I assume the Hill Sphere formula here was meant for two bodies with a vast disparity in mass?
https://en.wikipedia.org/wiki/Hill_sphe ... d_examplesBecause if the less massive body has more than 3/8 the mass of the more massive body, the Hill Sphere radius is more than half the semi-major axis - meaning the LESS massive body would dominate the attraction of bodies even in some cases when they were closer to the MORE massive body than to itself. For example if the less massive body has 8/9 the mass of the more massive body, its Hill Sphere radius is 2/3 (cube root of 8/27) the semi-major axis, meaning it includes object twice as far from it than from the more massive body. Which kind of doesn´t make sense, when you think about it. Or at least *I* cannot make sense of it - and unfortunately these are the sorts of mass disparities that we´re going to find among many a binary pair.
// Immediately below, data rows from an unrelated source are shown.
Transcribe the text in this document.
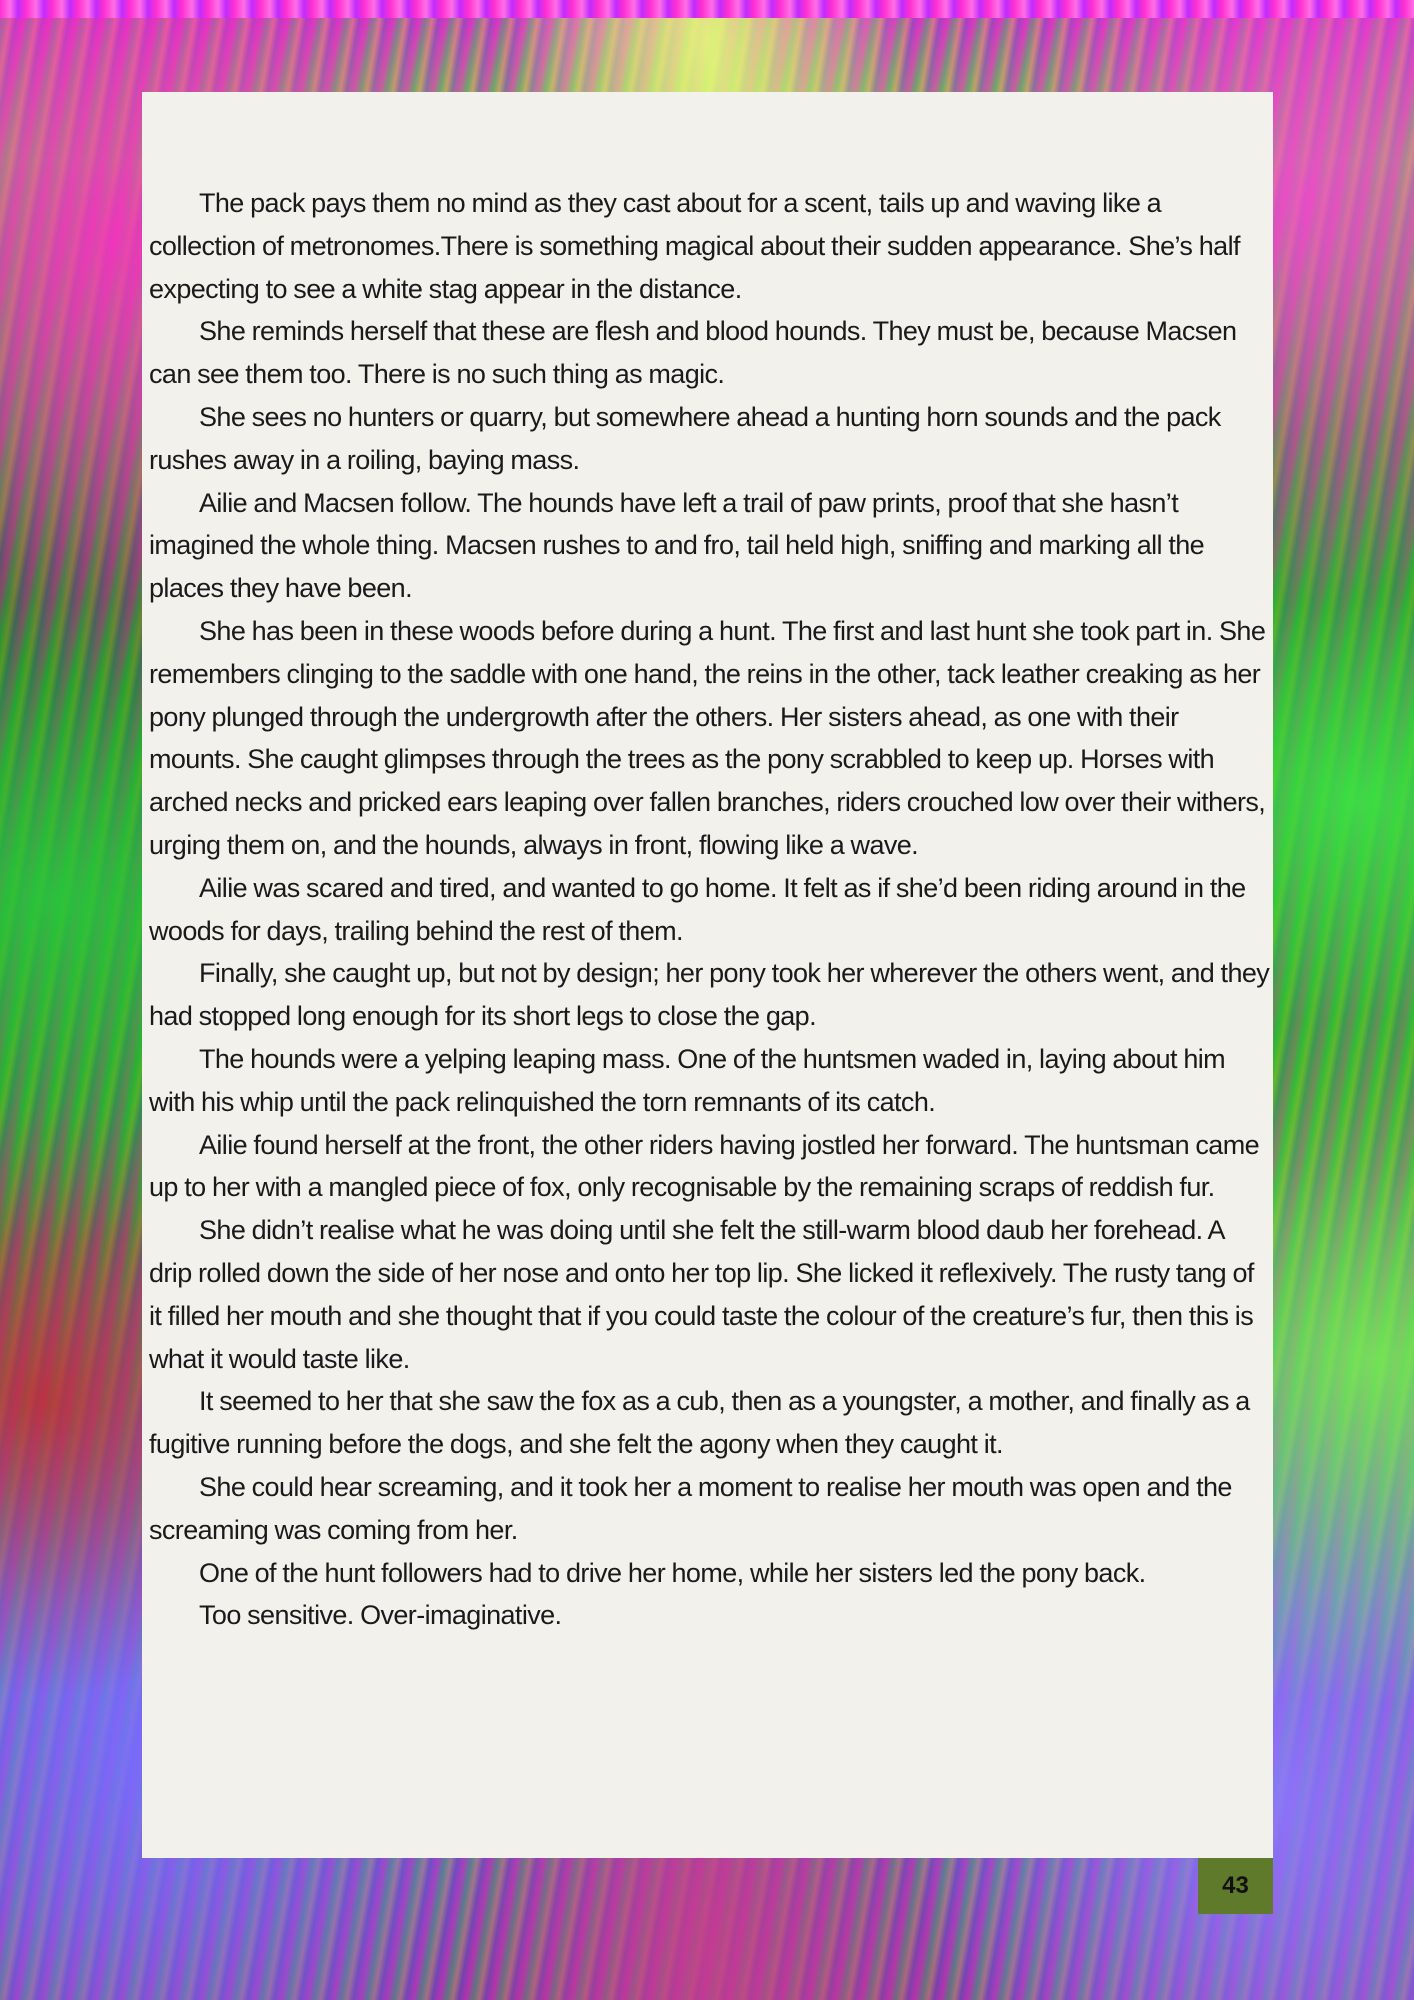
The pack pays them no mind as they cast about for a scent, tails up and waving like a collection of metronomes.There is something magical about their sudden appearance. She’s half expecting to see a white stag appear in the distance.

She reminds herself that these are flesh and blood hounds. They must be, because Macsen can see them too. There is no such thing as magic.

She sees no hunters or quarry, but somewhere ahead a hunting horn sounds and the pack rushes away in a roiling, baying mass.

Ailie and Macsen follow. The hounds have left a trail of paw prints, proof that she hasn’t imagined the whole thing. Macsen rushes to and fro, tail held high, sniffing and marking all the places they have been.

She has been in these woods before during a hunt. The first and last hunt she took part in. She remembers clinging to the saddle with one hand, the reins in the other, tack leather creaking as her pony plunged through the undergrowth after the others. Her sisters ahead, as one with their mounts. She caught glimpses through the trees as the pony scrabbled to keep up. Horses with arched necks and pricked ears leaping over fallen branches, riders crouched low over their withers, urging them on, and the hounds, always in front, flowing like a wave.

Ailie was scared and tired, and wanted to go home. It felt as if she’d been riding around in the woods for days, trailing behind the rest of them.

Finally, she caught up, but not by design; her pony took her wherever the others went, and they had stopped long enough for its short legs to close the gap.

The hounds were a yelping leaping mass. One of the huntsmen waded in, laying about him with his whip until the pack relinquished the torn remnants of its catch.

Ailie found herself at the front, the other riders having jostled her forward. The huntsman came up to her with a mangled piece of fox, only recognisable by the remaining scraps of reddish fur.

She didn’t realise what he was doing until she felt the still-warm blood daub her forehead. A drip rolled down the side of her nose and onto her top lip. She licked it reflexively. The rusty tang of it filled her mouth and she thought that if you could taste the colour of the creature’s fur, then this is what it would taste like.

It seemed to her that she saw the fox as a cub, then as a youngster, a mother, and finally as a fugitive running before the dogs, and she felt the agony when they caught it.

She could hear screaming, and it took her a moment to realise her mouth was open and the screaming was coming from her.

One of the hunt followers had to drive her home, while her sisters led the pony back.

Too sensitive. Over-imaginative.

43
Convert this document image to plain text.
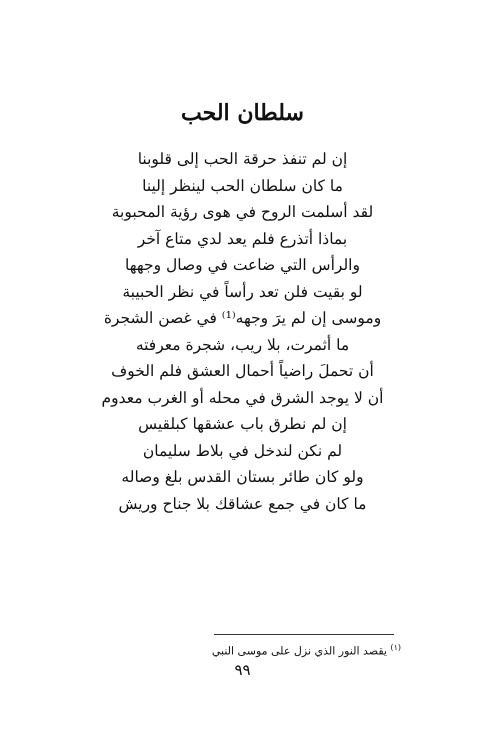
سلطان الحب
إن لم تنفذ حرقة الحب إلى قلوبنا
ما كان سلطان الحب لينظر إلينا
لقد أسلمت الروح في هوى رؤية المحبوبة
بماذا أتذرع فلم يعد لدي متاع آخر
والرأس التي ضاعت في وصال وجهها
لو بقيت فلن تعد رأساً في نظر الحبيبة
وموسى إن لم يرَ وجهه⁽¹⁾ في غصن الشجرة
ما أثمرت، بلا ريب، شجرة معرفته
أن تحملَ راضياً أحمال العشق فلم الخوف
أن لا يوجد الشرق في محله أو الغرب معدوم
إن لم نطرق باب عشقها كبلقيس
لم نكن لندخل في بلاط سليمان
ولو كان طائر بستان القدس بلغ وصاله
ما كان في جمع عشاقك بلا جناح وريش
$^{(١)}$ يقصد النور الذي نزل على موسى النبي
٩٩
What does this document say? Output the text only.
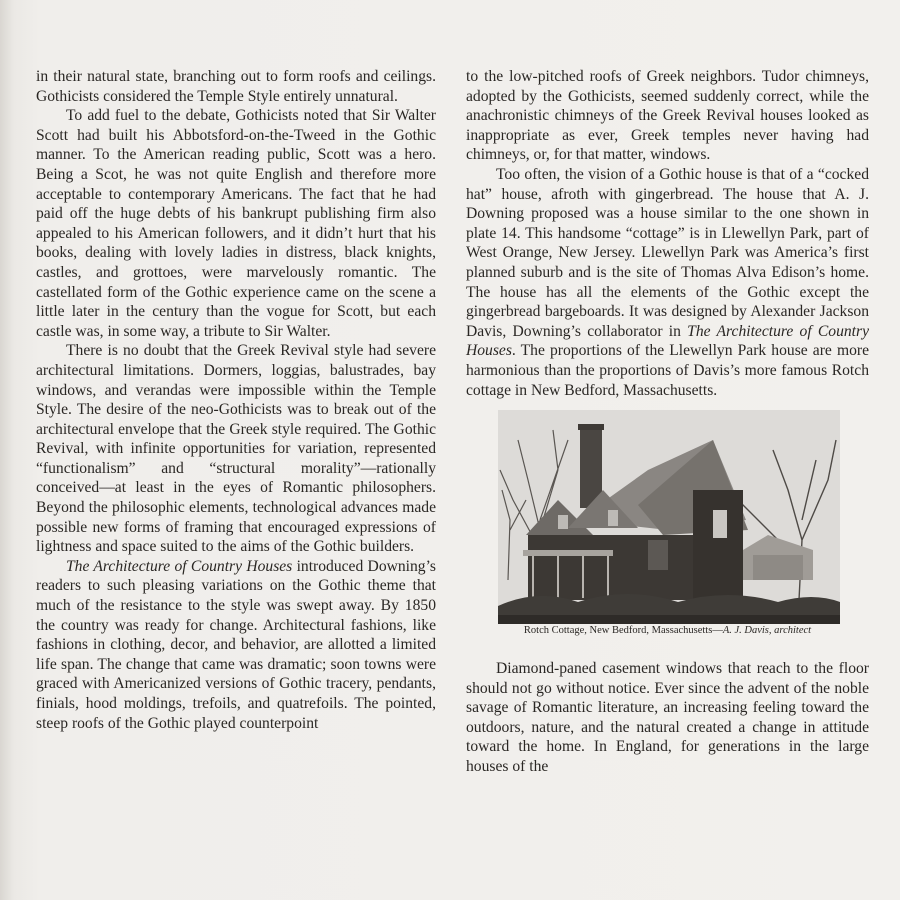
in their natural state, branching out to form roofs and ceilings. Gothicists considered the Temple Style entirely unnatural.

To add fuel to the debate, Gothicists noted that Sir Walter Scott had built his Abbotsford-on-the-Tweed in the Gothic manner. To the American reading public, Scott was a hero. Being a Scot, he was not quite English and therefore more acceptable to contemporary Americans. The fact that he had paid off the huge debts of his bankrupt publishing firm also appealed to his American followers, and it didn’t hurt that his books, dealing with lovely ladies in distress, black knights, castles, and grottoes, were marvelously romantic. The castellated form of the Gothic experience came on the scene a little later in the century than the vogue for Scott, but each castle was, in some way, a tribute to Sir Walter.

There is no doubt that the Greek Revival style had severe architectural limitations. Dormers, loggias, balustrades, bay windows, and verandas were impossible within the Temple Style. The desire of the neo-Gothicists was to break out of the architectural envelope that the Greek style required. The Gothic Revival, with infinite opportunities for variation, represented “functionalism” and “structural morality”—rationally conceived—at least in the eyes of Romantic philosophers. Beyond the philosophic elements, technological advances made possible new forms of framing that encouraged expressions of lightness and space suited to the aims of the Gothic builders.

The Architecture of Country Houses introduced Downing’s readers to such pleasing variations on the Gothic theme that much of the resistance to the style was swept away. By 1850 the country was ready for change. Architectural fashions, like fashions in clothing, decor, and behavior, are allotted a limited life span. The change that came was dramatic; soon towns were graced with Americanized versions of Gothic tracery, pendants, finials, hood moldings, trefoils, and quatrefoils. The pointed, steep roofs of the Gothic played counterpoint

to the low-pitched roofs of Greek neighbors. Tudor chimneys, adopted by the Gothicists, seemed suddenly correct, while the anachronistic chimneys of the Greek Revival houses looked as inappropriate as ever, Greek temples never having had chimneys, or, for that matter, windows.

Too often, the vision of a Gothic house is that of a “cocked hat” house, afroth with gingerbread. The house that A. J. Downing proposed was a house similar to the one shown in plate 14. This handsome “cottage” is in Llewellyn Park, part of West Orange, New Jersey. Llewellyn Park was America’s first planned suburb and is the site of Thomas Alva Edison’s home. The house has all the elements of the Gothic except the gingerbread bargeboards. It was designed by Alexander Jackson Davis, Downing’s collaborator in The Architecture of Country Houses. The proportions of the Llewellyn Park house are more harmonious than the proportions of Davis’s more famous Rotch cottage in New Bedford, Massachusetts.

Rotch Cottage, New Bedford, Massachusetts—A. J. Davis, architect

Diamond-paned casement windows that reach to the floor should not go without notice. Ever since the advent of the noble savage of Romantic literature, an increasing feeling toward the outdoors, nature, and the natural created a change in attitude toward the home. In England, for generations in the large houses of the
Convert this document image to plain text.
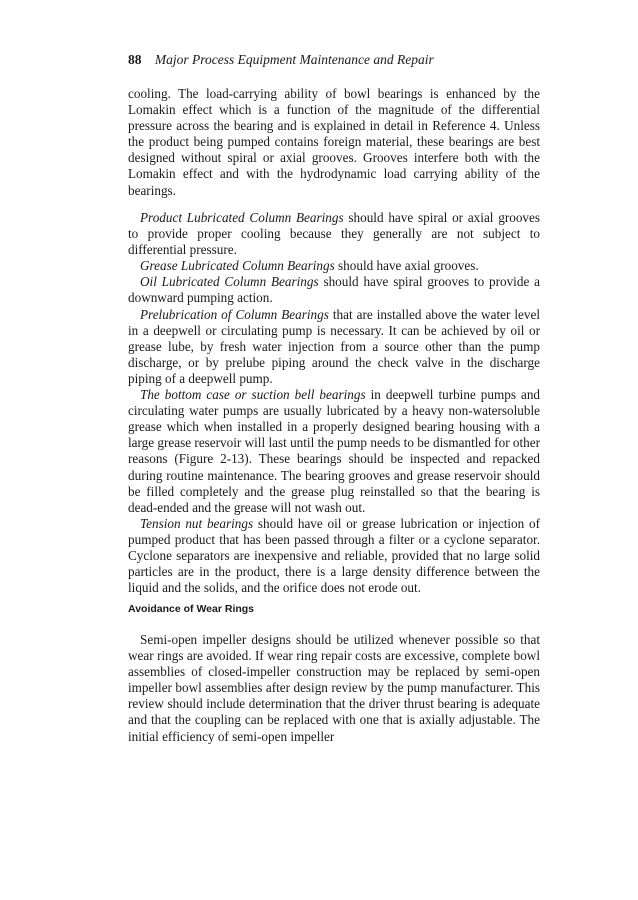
88 Major Process Equipment Maintenance and Repair

cooling. The load-carrying ability of bowl bearings is enhanced by the Lomakin effect which is a function of the magnitude of the differential pressure across the bearing and is explained in detail in Reference 4. Unless the product being pumped contains foreign material, these bearings are best designed without spiral or axial grooves. Grooves interfere both with the Lomakin effect and with the hydrodynamic load carrying ability of the bearings.

Product Lubricated Column Bearings should have spiral or axial grooves to provide proper cooling because they generally are not subject to differential pressure.

Grease Lubricated Column Bearings should have axial grooves.

Oil Lubricated Column Bearings should have spiral grooves to provide a downward pumping action.

Prelubrication of Column Bearings that are installed above the water level in a deepwell or circulating pump is necessary. It can be achieved by oil or grease lube, by fresh water injection from a source other than the pump discharge, or by prelube piping around the check valve in the discharge piping of a deepwell pump.

The bottom case or suction bell bearings in deepwell turbine pumps and circulating water pumps are usually lubricated by a heavy non-watersoluble grease which when installed in a properly designed bearing housing with a large grease reservoir will last until the pump needs to be dismantled for other reasons (Figure 2-13). These bearings should be inspected and repacked during routine maintenance. The bearing grooves and grease reservoir should be filled completely and the grease plug reinstalled so that the bearing is dead-ended and the grease will not wash out.

Tension nut bearings should have oil or grease lubrication or injection of pumped product that has been passed through a filter or a cyclone separator. Cyclone separators are inexpensive and reliable, provided that no large solid particles are in the product, there is a large density difference between the liquid and the solids, and the orifice does not erode out.

Avoidance of Wear Rings

Semi-open impeller designs should be utilized whenever possible so that wear rings are avoided. If wear ring repair costs are excessive, complete bowl assemblies of closed-impeller construction may be replaced by semi-open impeller bowl assemblies after design review by the pump manufacturer. This review should include determination that the driver thrust bearing is adequate and that the coupling can be replaced with one that is axially adjustable. The initial efficiency of semi-open impeller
It occurred to me, however, that the rules so far already allow for smaller zones of stable orbits around the less massive (or at least less luminous) star of the pair:
The rules use orbital shells whose radius depends on the parent star´s luminosity. So if star A of a binary pair was identical to Sol, and star B had a luminosity 0.25 times that of Sol, the orbital radius of the "sweet spot" orbital shell (the one that gets the same amount of energy from its star that Earth gets from Sol) around star B would be half that of Sol´s sweet spot, i.e. 0.5 AU. Since a difference of 10 orbital shells equal half/twice the orbital radius, the orbital radius of star A´s shell 0 and star B´s shell 10 would be identical - 1.0 AU.
So let´s say these two stars orbit each other at a distance of 4.0 AU, which would be orbital shell 20 for the more massive star, A. That means that, under the base model for stars of indentical mass, planets could orbit each at shell 0 or further in - 1.0 AU for star A.
Of course, given the disparity in mass, an orbit 1.0 AU out from the less massive star, B, wouldn´t be stable. But orbital shell 0 for star B isn´t at 1.0 AU, it´s at 0.5 AU.
So, a vastly simplified and probably mathematically blasphemous idea would be to simply assume that the reduction in zone of stable orbits due to lower mass and the reduction orbital radii of shells due to lower luminousity are roughly equivalent - so that "take the orbital shell of the more massive star at which the binary orbits each other, subtract 20 and use the result as the orbital shell of the less massive star that is its outer limit for stable planetary orbits" produces somewhat reasonable results.
Unfortunately, for all I can tell from looking at real star data, using luminosity as a proxy for mass in that rule appears to vastly overstate differences in mass - our hypothetical star B would probably be midway through spectral type K with 2/3 to 3/4 the mass of Sun. So the outer limit for stable orbit would be a lot smaller under this rule than in reality.
The rule also doesn´t account for the more massive star having a larger outer limit for stable orbits than it would if its companion had the same mass.
Both problems could be adressed, though, by reducing the minimum separation between the binary orbit and planets around each star by one shell for every X points of luminosity difference, up to a certain minimum.